Ya había tomado la comunión en la iglesia del barrio, sin embargo tanto yo como mi madre que me obligó a hacerlo éramos consientes de lo poco trascendente del hecho. Era costumbre típica de las familias aburguesadas que abrazan el catolicismo de modo figurado sin conocer en lo más mínimo los pormenores de tomar un trago de vino y comer una masa sosa dada por el cura de turno. Catequesis una vez por semana durante un año no es tan tortuoso, nunca presté atención a lo que sucedía en dichas clases, menos a los mensajes de muerte y venganza escondidos en fábulas románticas que solían contar la vida del tal Jesús. Pero la idea de ser acechado a diario por estos sujetos si me traía mal, la idea de conjugar colegio más religión me aterraba. Hasta ese momento mi concepto de dios, diablo, cielo e infierno se basaba principalmente en El Exorcista (The Exorcist, 1972), La Profecía (The Omen, 1976), Los Diez Mandamientos (The Ten Commandments, 1956) y Jesucristo Superstar (1973). Por ende creía que Dios era un sujeto aburridísimo que le mandaba tareas a barbudos más aburridos que él porque tenía un hijo boludo que sólo cantaba y bailaba y no quería ser como el padre, entonces el diablo, que no era tan aburrido, se divertía metiéndose en el cuerpo de jovencitas para colarse crucifijos mientras Jesús seguía bailando y cantando y dios se agarraba la cabeza pensando en todo lo que hizo mal. Luego, de tanto bailar, hartó a medio mundo y lo mandaron a cagar fuego. Entonces dios dijo que ni en pedo permitía que volviera a la casa hasta que no supiera ser un hombre y se dejara de pelotudear con esa idea de ser una estrella y lo resucitó para que no lo molestara en su casa celestial. Pero Jesús, como muchos artistas vagos, volvió a la casa del padre cuando se quedó sin más trabajo y hasta el día de hoy –un poco más de dos mil años después- sigue siendo un mantenido.
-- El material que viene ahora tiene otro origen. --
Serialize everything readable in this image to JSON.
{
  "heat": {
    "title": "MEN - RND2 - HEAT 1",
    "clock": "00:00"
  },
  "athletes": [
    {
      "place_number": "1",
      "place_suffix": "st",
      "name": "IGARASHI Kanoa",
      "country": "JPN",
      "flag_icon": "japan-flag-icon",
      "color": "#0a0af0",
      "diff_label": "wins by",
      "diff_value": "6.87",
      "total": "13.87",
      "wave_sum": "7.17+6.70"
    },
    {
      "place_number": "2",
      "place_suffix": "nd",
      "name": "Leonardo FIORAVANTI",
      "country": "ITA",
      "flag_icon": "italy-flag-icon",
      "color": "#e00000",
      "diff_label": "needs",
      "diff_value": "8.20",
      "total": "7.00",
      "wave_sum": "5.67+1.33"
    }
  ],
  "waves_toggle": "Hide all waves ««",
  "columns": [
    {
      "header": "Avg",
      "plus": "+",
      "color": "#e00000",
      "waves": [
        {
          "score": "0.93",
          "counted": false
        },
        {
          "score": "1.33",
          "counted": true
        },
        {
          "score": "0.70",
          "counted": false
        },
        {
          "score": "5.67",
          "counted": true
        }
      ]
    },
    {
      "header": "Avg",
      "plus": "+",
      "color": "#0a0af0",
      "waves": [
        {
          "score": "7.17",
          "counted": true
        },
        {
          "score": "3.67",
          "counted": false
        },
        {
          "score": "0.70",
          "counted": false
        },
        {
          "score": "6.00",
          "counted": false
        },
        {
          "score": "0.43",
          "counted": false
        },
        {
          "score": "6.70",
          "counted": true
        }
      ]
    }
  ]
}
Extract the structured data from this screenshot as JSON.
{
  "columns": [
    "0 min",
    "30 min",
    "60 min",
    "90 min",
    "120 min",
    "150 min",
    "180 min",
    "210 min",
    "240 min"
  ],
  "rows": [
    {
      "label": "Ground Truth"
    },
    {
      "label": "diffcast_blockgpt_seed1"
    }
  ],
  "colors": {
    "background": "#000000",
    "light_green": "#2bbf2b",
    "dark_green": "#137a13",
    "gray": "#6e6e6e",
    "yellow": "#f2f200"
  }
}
Sin irme por las ramas, pasó el verano del amor (record de masturbación) y llegó marzo. Comenzaban las clases.
“Por mí se va a la ciudad del llanto; por mí se va al eterno dolor (…) Antes que yo no hubo nada creado, a excepción de lo inmortal, y yo duro eternamente. ¡Oh vosotros los que entráis, abandonad toda esperanza!”
Las mismas palabras que se encuentran en la puerta del infierno que Dante supo recrear en su Divina Comedia están grabadas en la entrada de lo que fue mi colegio. Arriba del busto de un monseñor que le da nombre al instituto, Stillo. Paradójico ¿No?
Primer día de clases, sexto grado. Mi primera idea fue crear de esa situación agobiante una solución amena. Me pajeé en el colegio, pero me descubrieron rápido y sin esfuerzo. Empezaba mi cruzada católica con el pie izquierdo.